1. An injection moulding tool with a mould part (10) for the injection moulding of synthetic plastics and with a carrier (3) to hold the mould part (9) which, in order to form the injection moulding cavity (5), comprises an attachment (19, 21) on the surface contour, at least one cooling space (14, 15) being provided for connection to coolant supply (17) and discharge lines (2), characterised in that the mould part (9) is constructed as an insert mounted separably (10, 11) on the carrier (3) and comprising the surface attachment (19, 21), a major part of its surface being in heat-conductive contact with the carrier (3) and in that the cooling space (14, 15) is disposed in the carrier (3).

2. An injection moulding tool according to Claim 1, characterised in that the mould part (9) consists of steel while the carrier (3) consists of a material which has a greater heat conductivity than steel, preferably a metal such as for example aluminium.

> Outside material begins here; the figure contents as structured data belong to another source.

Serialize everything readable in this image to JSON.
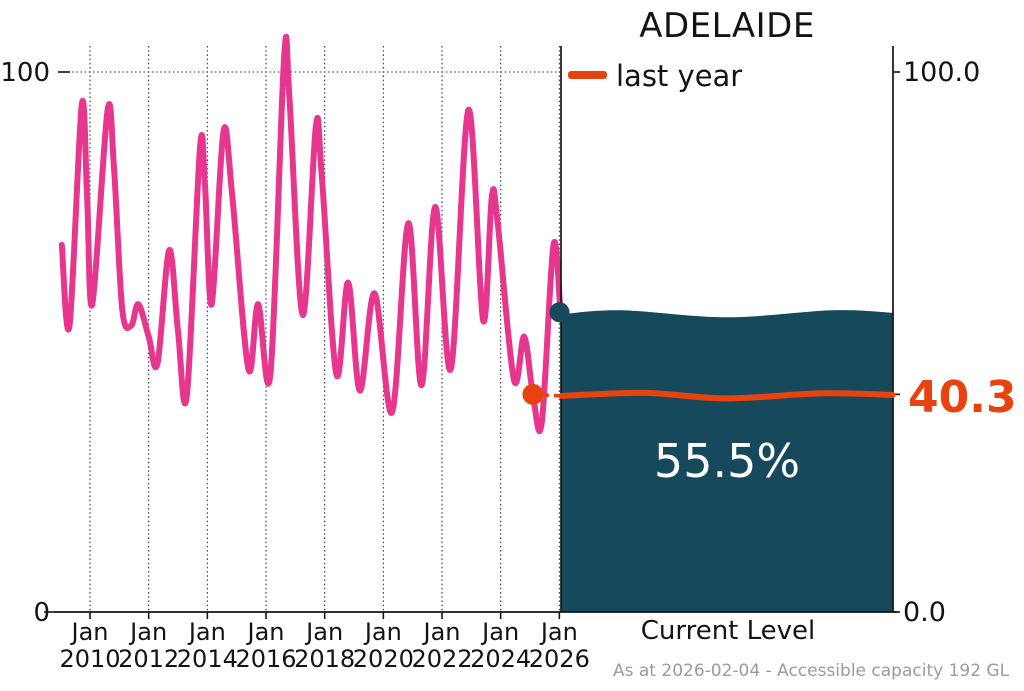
{
  "title": "ADELAIDE",
  "legend": {
    "label": "last year"
  },
  "colors": {
    "history_line": "#e7368d",
    "last_year": "#e8430e",
    "water": "#17495c",
    "axis": "#141414",
    "grid": "#3a3a3a",
    "percent_text": "#ffffff",
    "footer_text": "#9b9b9b"
  },
  "left_axis": {
    "tick_top": "100",
    "tick_bottom": "0"
  },
  "right_axis": {
    "tick_top": "100.0",
    "tick_bottom": "0.0"
  },
  "tank": {
    "percent_label": "55.5%",
    "last_year_label": "40.3",
    "xlabel": "Current Level"
  },
  "footer": "As at 2026-02-04 - Accessible capacity 192 GL",
  "chart_data": [
    {
      "type": "line",
      "name": "storage-history",
      "title": "ADELAIDE",
      "xlabel": "",
      "ylabel": "",
      "ylim": [
        0,
        100
      ],
      "xlim": [
        2008.85,
        2026.3
      ],
      "yticks": [
        0,
        100
      ],
      "grid": "dotted",
      "legend_position": "top-right-panel",
      "x_ticks": [
        {
          "month": "Jan",
          "year": "2010",
          "x": 2010
        },
        {
          "month": "Jan",
          "year": "2012",
          "x": 2012
        },
        {
          "month": "Jan",
          "year": "2014",
          "x": 2014
        },
        {
          "month": "Jan",
          "year": "2016",
          "x": 2016
        },
        {
          "month": "Jan",
          "year": "2018",
          "x": 2018
        },
        {
          "month": "Jan",
          "year": "2020",
          "x": 2020
        },
        {
          "month": "Jan",
          "year": "2022",
          "x": 2022
        },
        {
          "month": "Jan",
          "year": "2024",
          "x": 2024
        },
        {
          "month": "Jan",
          "year": "2026",
          "x": 2026
        }
      ],
      "series": [
        {
          "name": "storage percent history",
          "color": "#e7368d",
          "points": [
            [
              2009.04,
              68
            ],
            [
              2009.3,
              53
            ],
            [
              2009.72,
              94
            ],
            [
              2009.9,
              77
            ],
            [
              2010.08,
              57
            ],
            [
              2010.6,
              93
            ],
            [
              2010.82,
              82
            ],
            [
              2011.1,
              56
            ],
            [
              2011.4,
              53
            ],
            [
              2011.65,
              57
            ],
            [
              2012.0,
              51
            ],
            [
              2012.3,
              46
            ],
            [
              2012.7,
              67
            ],
            [
              2013.0,
              52
            ],
            [
              2013.3,
              40
            ],
            [
              2013.75,
              86
            ],
            [
              2013.92,
              79
            ],
            [
              2014.15,
              57
            ],
            [
              2014.55,
              89
            ],
            [
              2014.85,
              77
            ],
            [
              2015.4,
              45
            ],
            [
              2015.73,
              57
            ],
            [
              2016.15,
              44
            ],
            [
              2016.62,
              103
            ],
            [
              2016.8,
              95
            ],
            [
              2017.25,
              55
            ],
            [
              2017.7,
              90
            ],
            [
              2017.9,
              81
            ],
            [
              2018.4,
              44
            ],
            [
              2018.8,
              61
            ],
            [
              2019.2,
              41
            ],
            [
              2019.7,
              59
            ],
            [
              2020.3,
              37
            ],
            [
              2020.85,
              72
            ],
            [
              2021.3,
              42
            ],
            [
              2021.77,
              75
            ],
            [
              2022.3,
              45
            ],
            [
              2022.9,
              93
            ],
            [
              2023.4,
              54
            ],
            [
              2023.7,
              77
            ],
            [
              2023.9,
              72
            ],
            [
              2024.45,
              43
            ],
            [
              2024.8,
              51
            ],
            [
              2025.1,
              40.3
            ],
            [
              2025.4,
              35
            ],
            [
              2025.8,
              68
            ],
            [
              2026.08,
              55.5
            ]
          ]
        }
      ],
      "markers": [
        {
          "name": "last-year-dot",
          "x": 2025.1,
          "y": 40.3,
          "color": "#e8430e"
        },
        {
          "name": "current-level-dot",
          "x": 2026.08,
          "y": 55.5,
          "color": "#17495c"
        }
      ]
    },
    {
      "type": "area",
      "name": "current-level-tank",
      "categories": [
        "Current Level"
      ],
      "current_percent": 55.5,
      "last_year_percent": 40.3,
      "ylim": [
        0,
        100
      ],
      "unit": "%"
    }
  ]
}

3. An injection moulding tool according to Claim 1 or 2, characterised in that the carrier (3) is angularly shaped in at least one cross-sectional plane.

4. An injection moulding tool according to one of Claims 1 to 3, characterised in that the mould part (9) comprises a thin plate (17, 18) preferably with a thickness of 1 to 5 mm and especially preferably a thickness of 2 to 3 mm, and is attached to the carrier (3) by screws (11).

5. An injection moulding tool according to one of Claims 1 to 4, characterised in that the mould part (9) comprises two plates (17, 18) set at an angle to each other and each of which (17, 18) carries a surface contour attachment (19, 21) and which preferably together enclose an angle of about 90°.

6. An injection moulding tool according to one of Claims 1 to 5, characterised in that at least one anchoring point (10) is provided on the plate (17) of the mould part (9).

7. Use of the injection moulding tool according to one of Claims 1 to 6 for integrally moulding a top (22) and/or bottom on the paper tube (25) of a liquids package.